Chefe Ana Roš: em 2000, os pais do marido decidiram se aposentar e deixaram seu restaurante para o casal (Facebook/Reprodução)
Da Redação
Publicado em 31 de agosto de 2017 às 17h55.
Londres - Ana Roš é a mais improvável das chefs.
Ela não sonhava em ser chef e nunca estudou culinária. Então, como ganhou o título da categoria feminina de Melhor Chef do Mundo neste ano? A história é incrível.

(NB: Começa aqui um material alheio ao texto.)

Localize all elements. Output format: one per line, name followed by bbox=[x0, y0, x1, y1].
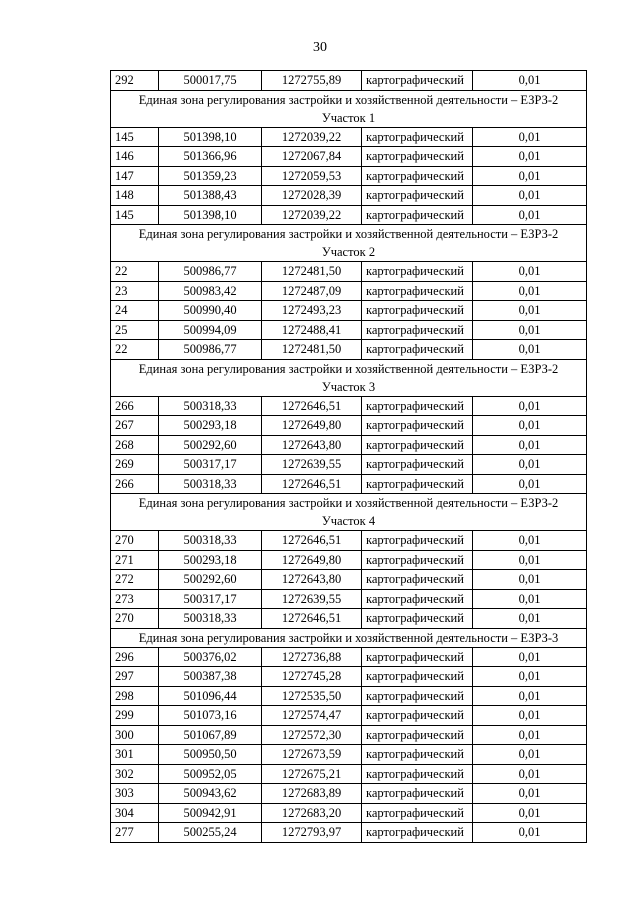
y-coordinate-cell: 1272039,22 bbox=[262, 205, 362, 225]
table-row bbox=[111, 205, 587, 225]
method-cell: картографический bbox=[362, 186, 473, 206]
table-row bbox=[111, 706, 587, 726]
point-number-cell: 24 bbox=[111, 301, 159, 321]
method-cell: картографический bbox=[362, 784, 473, 804]
table-row bbox=[111, 550, 587, 570]
point-number-cell: 147 bbox=[111, 166, 159, 186]
zone-header-row bbox=[111, 359, 587, 396]
table-row bbox=[111, 803, 587, 823]
x-coordinate-cell: 500317,17 bbox=[159, 589, 262, 609]
accuracy-cell: 0,01 bbox=[473, 205, 587, 225]
page-number: 30 bbox=[313, 40, 327, 55]
method-cell: картографический bbox=[362, 281, 473, 301]
zone-title: Единая зона регулирования застройки и хозяйственной деятельности – ЕЗРЗ-3 bbox=[138, 630, 559, 645]
y-coordinate-cell: 1272493,23 bbox=[262, 301, 362, 321]
method-cell: картографический bbox=[362, 667, 473, 687]
x-coordinate-cell: 501067,89 bbox=[159, 725, 262, 745]
point-number-cell: 277 bbox=[111, 823, 159, 843]
point-number-cell: 300 bbox=[111, 725, 159, 745]
accuracy-cell: 0,01 bbox=[473, 127, 587, 147]
table-row bbox=[111, 147, 587, 167]
point-number-cell: 296 bbox=[111, 647, 159, 667]
x-coordinate-cell: 500986,77 bbox=[159, 262, 262, 282]
y-coordinate-cell: 1272683,89 bbox=[262, 784, 362, 804]
point-number-cell: 273 bbox=[111, 589, 159, 609]
method-cell: картографический bbox=[362, 803, 473, 823]
y-coordinate-cell: 1272487,09 bbox=[262, 281, 362, 301]
zone-header-row bbox=[111, 90, 587, 127]
method-cell: картографический bbox=[362, 71, 473, 91]
accuracy-cell: 0,01 bbox=[473, 301, 587, 321]
zone-header-row bbox=[111, 494, 587, 531]
x-coordinate-cell: 501398,10 bbox=[159, 127, 262, 147]
point-number-cell: 304 bbox=[111, 803, 159, 823]
table-row bbox=[111, 745, 587, 765]
coordinates-table-body bbox=[111, 71, 587, 843]
accuracy-cell: 0,01 bbox=[473, 186, 587, 206]
y-coordinate-cell: 1272639,55 bbox=[262, 455, 362, 475]
point-number-cell: 145 bbox=[111, 205, 159, 225]
x-coordinate-cell: 500017,75 bbox=[159, 71, 262, 91]
table-row bbox=[111, 725, 587, 745]
accuracy-cell: 0,01 bbox=[473, 262, 587, 282]
x-coordinate-cell: 501398,10 bbox=[159, 205, 262, 225]
table-row bbox=[111, 262, 587, 282]
accuracy-cell: 0,01 bbox=[473, 531, 587, 551]
y-coordinate-cell: 1272683,20 bbox=[262, 803, 362, 823]
accuracy-cell: 0,01 bbox=[473, 823, 587, 843]
x-coordinate-cell: 500318,33 bbox=[159, 609, 262, 629]
method-cell: картографический bbox=[362, 340, 473, 360]
zone-header-cell bbox=[111, 90, 587, 127]
point-number-cell: 299 bbox=[111, 706, 159, 726]
accuracy-cell: 0,01 bbox=[473, 725, 587, 745]
y-coordinate-cell: 1272481,50 bbox=[262, 340, 362, 360]
accuracy-cell: 0,01 bbox=[473, 455, 587, 475]
method-cell: картографический bbox=[362, 416, 473, 436]
accuracy-cell: 0,01 bbox=[473, 570, 587, 590]
x-coordinate-cell: 500387,38 bbox=[159, 667, 262, 687]
y-coordinate-cell: 1272059,53 bbox=[262, 166, 362, 186]
y-coordinate-cell: 1272649,80 bbox=[262, 550, 362, 570]
table-row bbox=[111, 686, 587, 706]
point-number-cell: 145 bbox=[111, 127, 159, 147]
accuracy-cell: 0,01 bbox=[473, 764, 587, 784]
point-number-cell: 303 bbox=[111, 784, 159, 804]
point-number-cell: 22 bbox=[111, 262, 159, 282]
point-number-cell: 267 bbox=[111, 416, 159, 436]
table-row bbox=[111, 340, 587, 360]
accuracy-cell: 0,01 bbox=[473, 550, 587, 570]
accuracy-cell: 0,01 bbox=[473, 281, 587, 301]
table-row bbox=[111, 435, 587, 455]
zone-subtitle: Участок 4 bbox=[321, 514, 376, 528]
zone-header-cell bbox=[111, 494, 587, 531]
method-cell: картографический bbox=[362, 455, 473, 475]
point-number-cell: 292 bbox=[111, 71, 159, 91]
method-cell: картографический bbox=[362, 609, 473, 629]
zone-title: Единая зона регулирования застройки и хозяйственной деятельности – ЕЗРЗ-2 bbox=[138, 361, 559, 376]
method-cell: картографический bbox=[362, 435, 473, 455]
point-number-cell: 268 bbox=[111, 435, 159, 455]
y-coordinate-cell: 1272646,51 bbox=[262, 396, 362, 416]
x-coordinate-cell: 501366,96 bbox=[159, 147, 262, 167]
y-coordinate-cell: 1272675,21 bbox=[262, 764, 362, 784]
x-coordinate-cell: 500942,91 bbox=[159, 803, 262, 823]
y-coordinate-cell: 1272572,30 bbox=[262, 725, 362, 745]
point-number-cell: 270 bbox=[111, 609, 159, 629]
accuracy-cell: 0,01 bbox=[473, 706, 587, 726]
zone-header-row bbox=[111, 628, 587, 647]
zone-title: Единая зона регулирования застройки и хозяйственной деятельности – ЕЗРЗ-2 bbox=[138, 92, 559, 107]
method-cell: картографический bbox=[362, 474, 473, 494]
x-coordinate-cell: 500376,02 bbox=[159, 647, 262, 667]
x-coordinate-cell: 500952,05 bbox=[159, 764, 262, 784]
accuracy-cell: 0,01 bbox=[473, 474, 587, 494]
table-row bbox=[111, 823, 587, 843]
y-coordinate-cell: 1272039,22 bbox=[262, 127, 362, 147]
point-number-cell: 270 bbox=[111, 531, 159, 551]
method-cell: картографический bbox=[362, 301, 473, 321]
y-coordinate-cell: 1272755,89 bbox=[262, 71, 362, 91]
accuracy-cell: 0,01 bbox=[473, 803, 587, 823]
point-number-cell: 269 bbox=[111, 455, 159, 475]
y-coordinate-cell: 1272488,41 bbox=[262, 320, 362, 340]
point-number-cell: 23 bbox=[111, 281, 159, 301]
table-row bbox=[111, 531, 587, 551]
table-row bbox=[111, 784, 587, 804]
y-coordinate-cell: 1272745,28 bbox=[262, 667, 362, 687]
zone-title: Единая зона регулирования застройки и хозяйственной деятельности – ЕЗРЗ-2 bbox=[138, 496, 559, 510]
coordinates-table bbox=[110, 70, 587, 843]
table-row bbox=[111, 609, 587, 629]
y-coordinate-cell: 1272736,88 bbox=[262, 647, 362, 667]
y-coordinate-cell: 1272574,47 bbox=[262, 706, 362, 726]
point-number-cell: 297 bbox=[111, 667, 159, 687]
x-coordinate-cell: 500317,17 bbox=[159, 455, 262, 475]
method-cell: картографический bbox=[362, 764, 473, 784]
point-number-cell: 301 bbox=[111, 745, 159, 765]
point-number-cell: 266 bbox=[111, 396, 159, 416]
x-coordinate-cell: 500990,40 bbox=[159, 301, 262, 321]
x-coordinate-cell: 501359,23 bbox=[159, 166, 262, 186]
zone-subtitle: Участок 1 bbox=[321, 110, 376, 125]
method-cell: картографический bbox=[362, 147, 473, 167]
table-row bbox=[111, 667, 587, 687]
table-row bbox=[111, 570, 587, 590]
x-coordinate-cell: 501073,16 bbox=[159, 706, 262, 726]
table-row bbox=[111, 186, 587, 206]
x-coordinate-cell: 500950,50 bbox=[159, 745, 262, 765]
table-row bbox=[111, 764, 587, 784]
method-cell: картографический bbox=[362, 320, 473, 340]
y-coordinate-cell: 1272649,80 bbox=[262, 416, 362, 436]
accuracy-cell: 0,01 bbox=[473, 647, 587, 667]
method-cell: картографический bbox=[362, 589, 473, 609]
table-row bbox=[111, 647, 587, 667]
x-coordinate-cell: 500318,33 bbox=[159, 396, 262, 416]
method-cell: картографический bbox=[362, 745, 473, 765]
table-row bbox=[111, 589, 587, 609]
method-cell: картографический bbox=[362, 550, 473, 570]
zone-title: Единая зона регулирования застройки и хозяйственной деятельности – ЕЗРЗ-2 bbox=[138, 227, 559, 241]
zone-subtitle: Участок 3 bbox=[321, 379, 376, 394]
y-coordinate-cell: 1272535,50 bbox=[262, 686, 362, 706]
zone-header-cell bbox=[111, 225, 587, 262]
x-coordinate-cell: 500986,77 bbox=[159, 340, 262, 360]
method-cell: картографический bbox=[362, 686, 473, 706]
point-number-cell: 298 bbox=[111, 686, 159, 706]
method-cell: картографический bbox=[362, 823, 473, 843]
accuracy-cell: 0,01 bbox=[473, 686, 587, 706]
point-number-cell: 271 bbox=[111, 550, 159, 570]
accuracy-cell: 0,01 bbox=[473, 320, 587, 340]
y-coordinate-cell: 1272646,51 bbox=[262, 474, 362, 494]
table-row bbox=[111, 474, 587, 494]
x-coordinate-cell: 501388,43 bbox=[159, 186, 262, 206]
point-number-cell: 272 bbox=[111, 570, 159, 590]
x-coordinate-cell: 501096,44 bbox=[159, 686, 262, 706]
y-coordinate-cell: 1272028,39 bbox=[262, 186, 362, 206]
accuracy-cell: 0,01 bbox=[473, 435, 587, 455]
table-row bbox=[111, 127, 587, 147]
accuracy-cell: 0,01 bbox=[473, 71, 587, 91]
method-cell: картографический bbox=[362, 531, 473, 551]
point-number-cell: 25 bbox=[111, 320, 159, 340]
y-coordinate-cell: 1272643,80 bbox=[262, 435, 362, 455]
y-coordinate-cell: 1272639,55 bbox=[262, 589, 362, 609]
y-coordinate-cell: 1272793,97 bbox=[262, 823, 362, 843]
point-number-cell: 266 bbox=[111, 474, 159, 494]
method-cell: картографический bbox=[362, 166, 473, 186]
method-cell: картографический bbox=[362, 647, 473, 667]
table-row bbox=[111, 301, 587, 321]
x-coordinate-cell: 500318,33 bbox=[159, 474, 262, 494]
y-coordinate-cell: 1272481,50 bbox=[262, 262, 362, 282]
zone-header-row bbox=[111, 225, 587, 262]
table-row bbox=[111, 455, 587, 475]
accuracy-cell: 0,01 bbox=[473, 667, 587, 687]
x-coordinate-cell: 500994,09 bbox=[159, 320, 262, 340]
x-coordinate-cell: 500292,60 bbox=[159, 570, 262, 590]
method-cell: картографический bbox=[362, 706, 473, 726]
method-cell: картографический bbox=[362, 570, 473, 590]
point-number-cell: 22 bbox=[111, 340, 159, 360]
table-row bbox=[111, 396, 587, 416]
method-cell: картографический bbox=[362, 725, 473, 745]
x-coordinate-cell: 500983,42 bbox=[159, 281, 262, 301]
x-coordinate-cell: 500943,62 bbox=[159, 784, 262, 804]
accuracy-cell: 0,01 bbox=[473, 166, 587, 186]
method-cell: картографический bbox=[362, 262, 473, 282]
x-coordinate-cell: 500318,33 bbox=[159, 531, 262, 551]
table-row bbox=[111, 166, 587, 186]
method-cell: картографический bbox=[362, 205, 473, 225]
accuracy-cell: 0,01 bbox=[473, 589, 587, 609]
accuracy-cell: 0,01 bbox=[473, 147, 587, 167]
x-coordinate-cell: 500293,18 bbox=[159, 550, 262, 570]
point-number-cell: 148 bbox=[111, 186, 159, 206]
accuracy-cell: 0,01 bbox=[473, 340, 587, 360]
accuracy-cell: 0,01 bbox=[473, 784, 587, 804]
zone-header-cell bbox=[111, 359, 587, 396]
table-row bbox=[111, 416, 587, 436]
y-coordinate-cell: 1272673,59 bbox=[262, 745, 362, 765]
accuracy-cell: 0,01 bbox=[473, 396, 587, 416]
table-row bbox=[111, 71, 587, 91]
point-number-cell: 146 bbox=[111, 147, 159, 167]
x-coordinate-cell: 500292,60 bbox=[159, 435, 262, 455]
x-coordinate-cell: 500293,18 bbox=[159, 416, 262, 436]
accuracy-cell: 0,01 bbox=[473, 745, 587, 765]
accuracy-cell: 0,01 bbox=[473, 416, 587, 436]
method-cell: картографический bbox=[362, 396, 473, 416]
zone-header-cell bbox=[111, 628, 587, 647]
y-coordinate-cell: 1272646,51 bbox=[262, 609, 362, 629]
point-number-cell: 302 bbox=[111, 764, 159, 784]
x-coordinate-cell: 500255,24 bbox=[159, 823, 262, 843]
y-coordinate-cell: 1272643,80 bbox=[262, 570, 362, 590]
table-row bbox=[111, 281, 587, 301]
y-coordinate-cell: 1272067,84 bbox=[262, 147, 362, 167]
accuracy-cell: 0,01 bbox=[473, 609, 587, 629]
zone-subtitle: Участок 2 bbox=[321, 245, 376, 259]
method-cell: картографический bbox=[362, 127, 473, 147]
table-row bbox=[111, 320, 587, 340]
y-coordinate-cell: 1272646,51 bbox=[262, 531, 362, 551]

“Venho de uma sociedade que não tem tradição de gastronomia, onde cozinhar não é um trabalho de prestígio”, disse ela, em entrevista em seu isolado restaurante, Hiša Franko, em um vale no oeste da Eslovênia. Hoje em dia, os clientes chegam de lugares tão distantes como a Austrália e precisam reservar com meses de antecedência. Roš nunca imaginou que isso aconteceria.

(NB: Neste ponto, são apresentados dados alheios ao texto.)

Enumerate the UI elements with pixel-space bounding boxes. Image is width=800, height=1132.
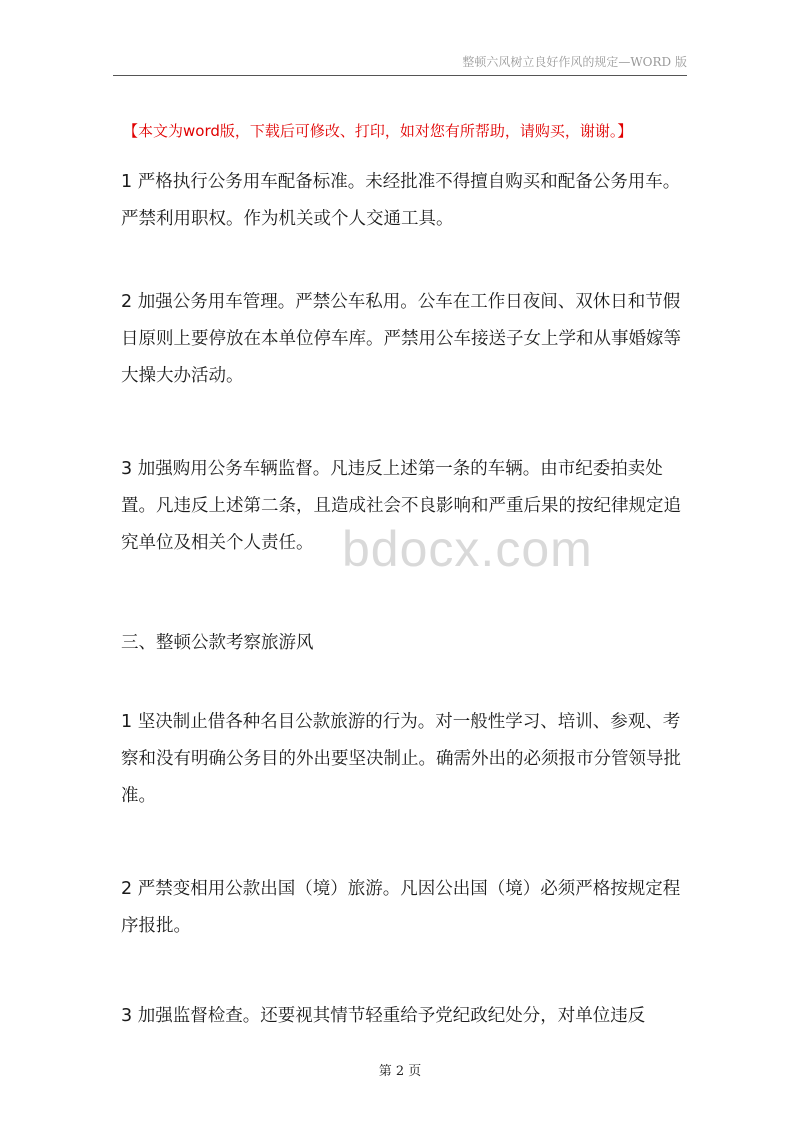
paragraph: 2 严禁变相用公款出国（境）旅游。凡因公出国（境）必须严格按规定程序报批。	[121, 879, 681, 936]
purchase-notice: 【本文为word版，下载后可修改、打印，如对您有所帮助，请购买，谢谢。】	[123, 122, 633, 140]
section-heading: 三、整顿公款考察旅游风	[121, 633, 314, 653]
page-header	[0, 0, 800, 80]
header-divider	[113, 75, 687, 76]
document-title: 整顿六风树立良好作风的规定—WORD 版	[462, 55, 687, 69]
paragraph: 3 加强购用公务车辆监督。凡违反上述第一条的车辆。由市纪委拍卖处置。凡违反上述第二条，且造成社会不良影响和严重后果的按纪律规定追究单位及相关个人责任。	[121, 459, 681, 553]
paragraph: 2 加强公务用车管理。严禁公车私用。公车在工作日夜间、双休日和节假日原则上要停放在本单位停车库。严禁用公车接送子女上学和从事婚嫁等大操大办活动。	[121, 292, 681, 386]
paragraph: 1 严格执行公务用车配备标准。未经批准不得擅自购买和配备公务用车。严禁利用职权。作为机关或个人交通工具。	[121, 172, 681, 229]
page-number: 第 2 页	[378, 1064, 422, 1079]
paragraph: 3 加强监督检查。还要视其情节轻重给予党纪政纪处分，对单位违反	[121, 1006, 646, 1026]
paragraph: 1 坚决制止借各种名目公款旅游的行为。对一般性学习、培训、参观、考察和没有明确公务目的外出要坚决制止。确需外出的必须报市分管领导批准。	[121, 712, 681, 806]
watermark: bdocx.com	[342, 521, 593, 577]
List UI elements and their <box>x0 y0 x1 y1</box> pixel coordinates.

Quando adolescente, ela era uma esportista talentosa: uma esquiadora habilidosa a nível nacional. “Mas eu não era uma vencedora”, disse ela.
“Não estava na minha natureza. Eu sempre ficava em segundo, então desisti quando tinha 17 anos.” Ela passou a estudar Ciência Internacional e Diplomacia em Trieste, embora seu italiano não fosse muito bom: “Meus pais me mandaram para estudar em Puglia, mas, em vez disso, passei o verão com meus amigos”.
Ainda assim, ela recebeu uma proposta de emprego da Comissão Europeia em Bruxelas, e foi só então que tomou a decisão de abandonar o sonho de uma carreira diplomática e tentar o negócio dos restaurantes.
Ela tinha se apaixonado, e os pais do marido — proprietários do Hiša Franko —decidiram se aposentar. Isso foi em 2000. Ela e o marido Valter, um sommelier, decidiram assumir o empreendimento. Ela nunca esteve particularmente interessada em comida quando criança e só ia a restaurantes em aniversários e outras ocasiões especiais. Mas Valter era um amante da culinária e, juntos, eles começaram a viajar pela Europa e a jantar em alguns dos melhores restaurantes do continente.
Havia apenas um problema: quando voltaram ao Hiša Franko, eles não gostaram da culinária eslovena à moda antiga.
“Um dia, eu e meu marido nos sentamos para conversar e decidimos que alguém precisaria assumir a cozinha”, disse Roš, agora com 44 anos. “Ele disse que não tinha tempo, então eu resolvi fazer isso. Não pensei duas vezes. Os primeiros cinco anos foram um processo de aprendizagem. Eu estava lutando: lendo livros, indo às conferências, experimentando coisas. Foi como ser jogada na água sem saber nadar.”
Grande parte do sucesso internacional recente se deve à Netflix, que lhe dedicou um capítulo de “Chef’s Table” em 2016. Roš não vê TV e nunca tinha ouvido falar do programa. Ela já havia aparecido na TV anteriormente e não esperava que o telefone começaria a tocar.
“Quando o programa da Netflix saiu, no dia 27 de maio do ano passado, o dia começou normalmente. Mas não percebemos que a diferença horária significava que ainda era de manhã nos EUA. À noite, nosso sistema de reservas tinha colapsado e as visitas a nosso site passaram de 200 a 10.000 por dia.”
O título de Melhor Chef na categoria feminina chegou pouco depois. O prêmio é polêmico, porque há quem diga que é ridículo ter uma categoria separada para as mulheres. O que Roš acha disso?
“Alguns de meus amigos chefs me disseram que eu deveria subir no palco e dizer que não aceitaria o prêmio”, conta ela, rindo. “Eu perguntei se eles já tinham recusado algum prêmio. Minha explicação é a seguinte: está muito claro que, para uma mulher em um mundo masculino, sempre vai ser difícil. Uma mulher tem tantos papéis — mãe, esposa, amante, dona de casa — e depois tenta encaixar 14 ou 16 horas de trabalho.
“Os melhores chefs do mundo — gente como Massimo Bottura, René Redzepi — têm esposas incríveis. Eles estão 100 por cento no trabalho porque tem alguém que toma conta dos filhos deles, que cuida de tudo em sua vida privada. Quando chegam em casa, provavelmente alguém cozinhou para eles e tem tempo para conversar com eles.
“Você acha que isso acontece com uma mulher? Você nunca pode comparar esses dois mundos diferentes.”